THE LONGEST INTERNET SHUTDOWN IN INDIA lasted for about 213 days starting from 4th August 2019 to 4th March 2020 in Kashmir, Jammu and Kashmir. Internet shutdown was imposed on 4th August 2019, when Article 370 of the Constitution was abrogated by the Parliament of India. There was a Presidential order 272 dated 5th August 2019 which stated this. The State of Jammu and Kashmir was bifurcated into the Union Territories of Jammu & Kashmir and Ladakh. There was a preventive shutdown imposed in the state which is yet to be lifted entirely. The shutdown in Kargil was lifted on 27th December 2019 but continues in other parts of the state. The beginning of the communication blockade saw landlines as well as Mobile services restricted, the ban on landlines was lifted but the suspension of mobile internet continues in the valley. On 25th January 2020, 2G services were restored in the valley for verified users. Only whitelisted websites could be accessed and social media remains prohibited. The services were snapped again the same day on account of security concerns for Republic Day, 2G services for whitelisted websites were later restored on 26th January 2020 at 4PM. On 4th March 2020, a new order was passed by the administration of J&K, whitelist was removed but the internet could only be accessed using 2G on verified SIM’s.
PRESENT SCENARIO OF SHUTDOWN:-COVID-19 PANDEMIC
Intentionally shutting down or restricting access to the internet violates multiple rights and can be deadly during a health crisis such as the COVID-19 pandemic, Human Rights Watch said today. Governments that are currently imposing an internet shutdown, such as Bangladesh, Ethiopia, India, and Myanmar, should lift them immediately to save lives. During a health crisis, access to timely and accurate information is crucial.

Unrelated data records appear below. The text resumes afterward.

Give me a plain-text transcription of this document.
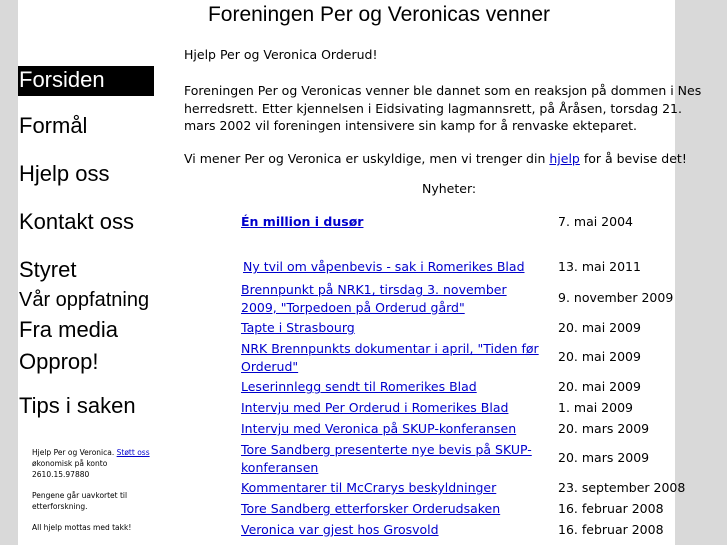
Foreningen Per og Veronicas venner
Forsiden
Formål
Hjelp oss
Kontakt oss
Styret
Vår oppfatning
Fra media
Opprop!
Tips i saken

Hjelp Per og Veronica. Støtt oss økonomisk på konto 2610.15.97880

Pengene går uavkortet til etterforskning.

All hjelp mottas med takk!

Hjelp Per og Veronica Orderud!

Foreningen Per og Veronicas venner ble dannet som en reaksjon på dommen i Nes herredsrett. Etter kjennelsen i Eidsivating lagmannsrett, på Åråsen, torsdag 21. mars 2002 vil foreningen intensivere sin kamp for å renvaske ekteparet.

Vi mener Per og Veronica er uskyldige, men vi trenger din hjelp for å bevise det!

Nyheter:
Én million i dusør	7. mai 2004
Ny tvil om våpenbevis - sak i Romerikes Blad	13. mai 2011
Brennpunkt på NRK1, tirsdag 3. november 2009, "Torpedoen på Orderud gård"
9. november 2009
Tapte i Strasbourg	20. mai 2009
NRK Brennpunkts dokumentar i april, "Tiden før Orderud"
20. mai 2009
Leserinnlegg sendt til Romerikes Blad	20. mai 2009
Intervju med Per Orderud i Romerikes Blad	1. mai 2009
Intervju med Veronica på SKUP-konferansen	20. mars 2009
Tore Sandberg presenterte nye bevis på SKUP-konferansen
20. mars 2009
Kommentarer til McCrarys beskyldninger	23. september 2008
Tore Sandberg etterforsker Orderudsaken	16. februar 2008
Veronica var gjest hos Grosvold	16. februar 2008
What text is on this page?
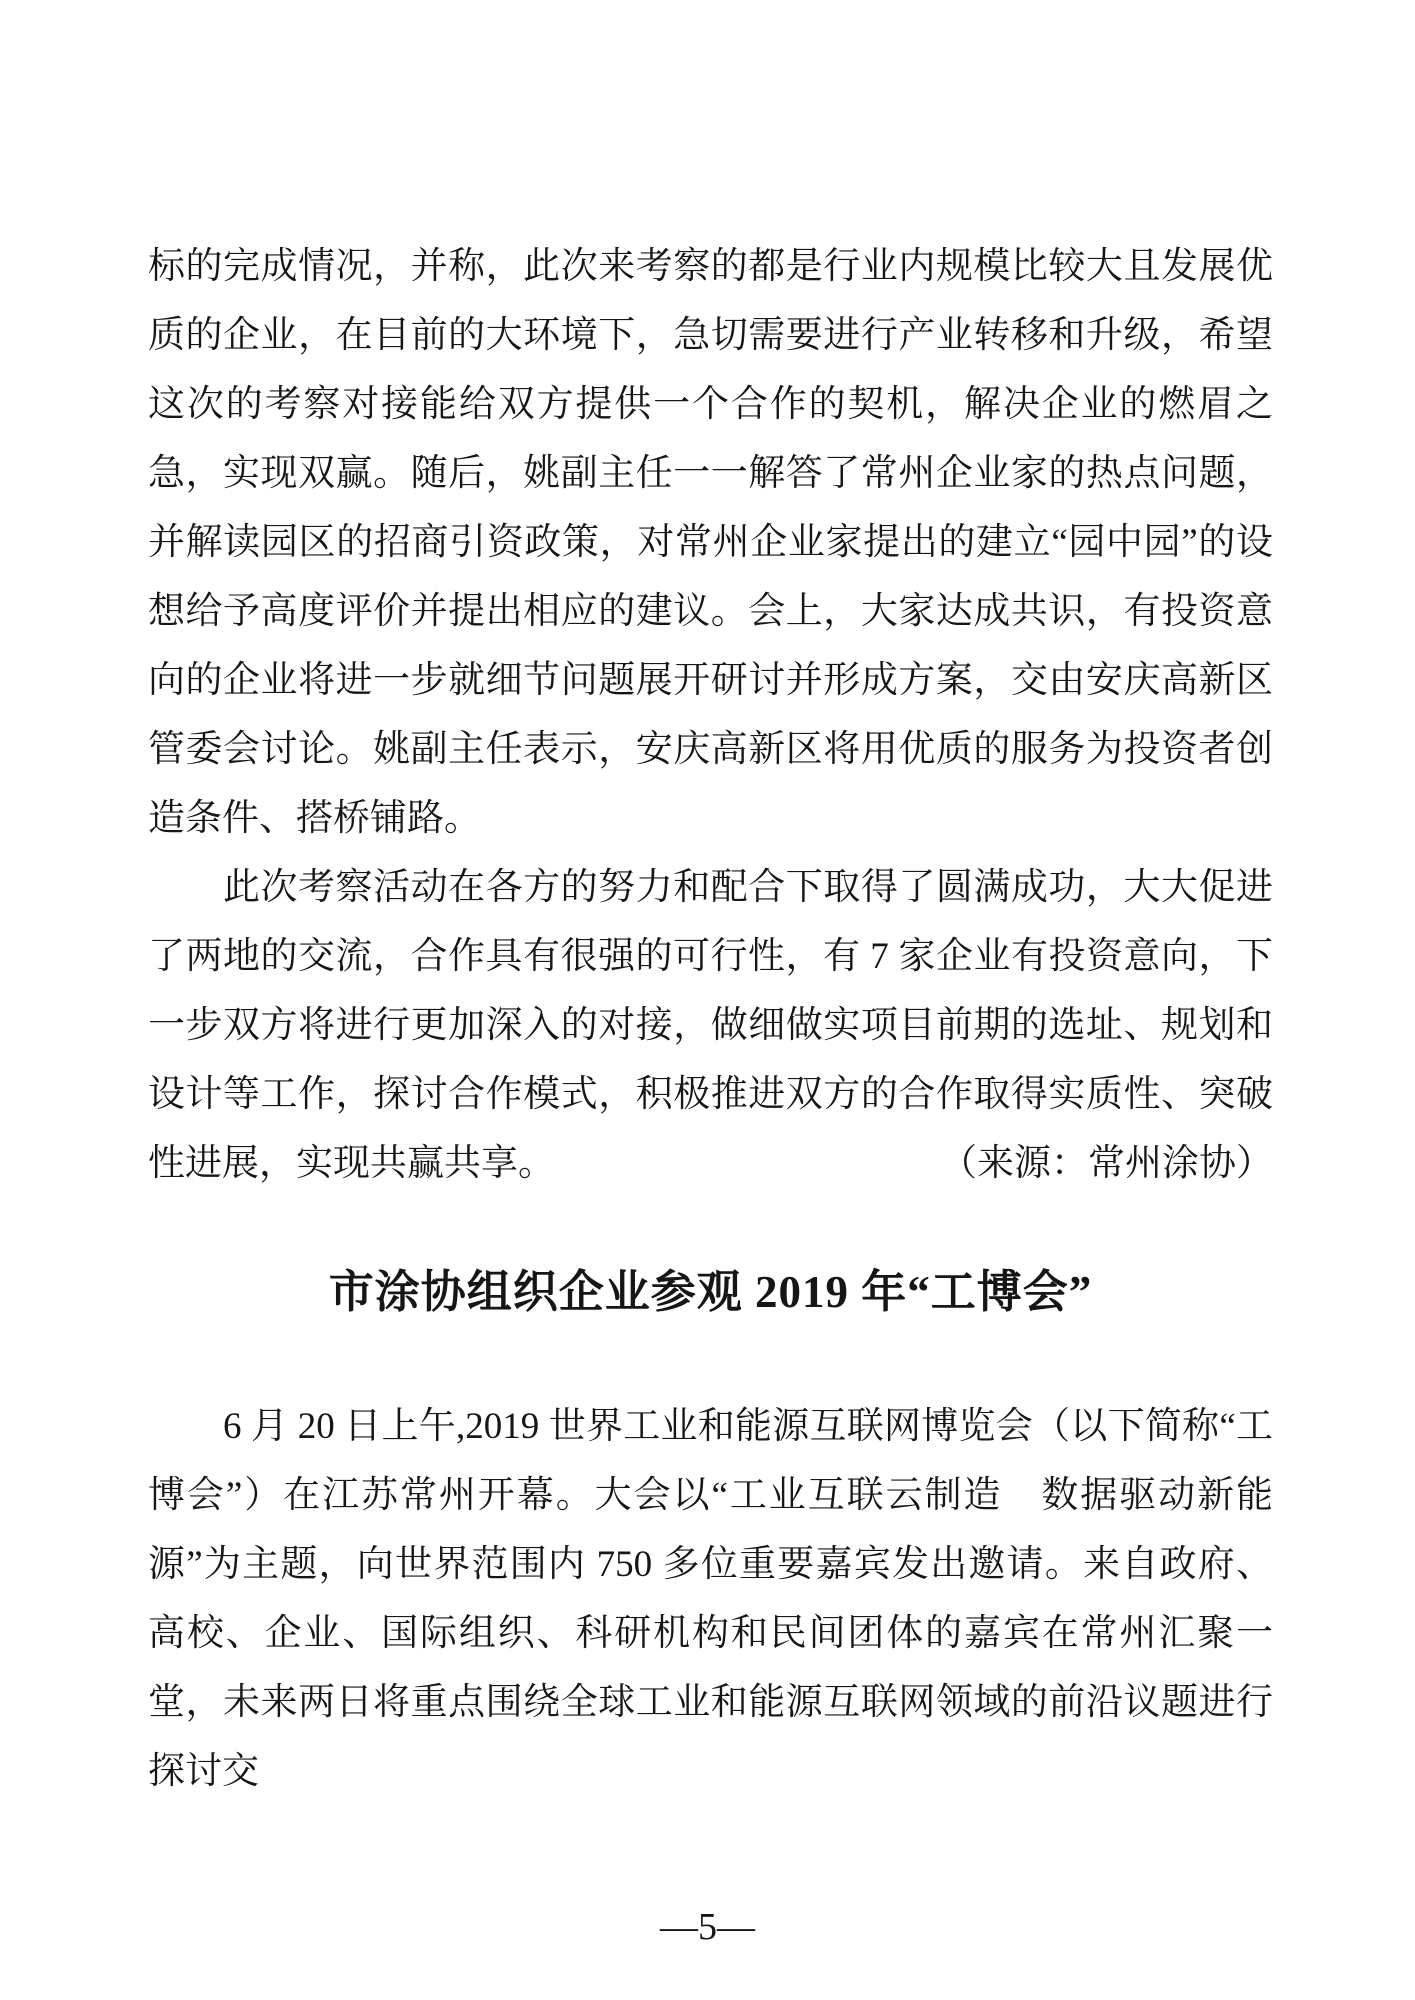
标的完成情况，并称，此次来考察的都是行业内规模比较大且发展优质的企业，在目前的大环境下，急切需要进行产业转移和升级，希望这次的考察对接能给双方提供一个合作的契机，解决企业的燃眉之急，实现双赢。随后，姚副主任一一解答了常州企业家的热点问题，并解读园区的招商引资政策，对常州企业家提出的建立“园中园”的设想给予高度评价并提出相应的建议。会上，大家达成共识，有投资意向的企业将进一步就细节问题展开研讨并形成方案，交由安庆高新区管委会讨论。姚副主任表示，安庆高新区将用优质的服务为投资者创造条件、搭桥铺路。

此次考察活动在各方的努力和配合下取得了圆满成功，大大促进了两地的交流，合作具有很强的可行性，有 7 家企业有投资意向，下一步双方将进行更加深入的对接，做细做实项目前期的选址、规划和设计等工作，探讨合作模式，积极推进双方的合作取得实质性、突破性进展，实现共赢共享。	（来源：常州涂协）

市涂协组织企业参观 2019 年“工博会”

6 月 20 日上午,2019 世界工业和能源互联网博览会（以下简称“工博会”）在江苏常州开幕。大会以“工业互联云制造　数据驱动新能源”为主题，向世界范围内 750 多位重要嘉宾发出邀请。来自政府、高校、企业、国际组织、科研机构和民间团体的嘉宾在常州汇聚一堂，未来两日将重点围绕全球工业和能源互联网领域的前沿议题进行探讨交

—5—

People use the internet for updates on health measures, movement restrictions, and relevant news to protect themselves and others. “Internet shutdowns block people from getting essential information and services,” said Deborah Brown, senior digital rights researcher and advocate. “During this global health crisis, shutdowns directly harm people’s health and lives, and undermine efforts to bring the pandemic under control.”
For people around the world staying at home, either willingly or because of government restrictions, the internet is critical to communicate with doctors, family, and friends. For many children and others seeking an education, it is needed to continue learning as schools shutter around the world.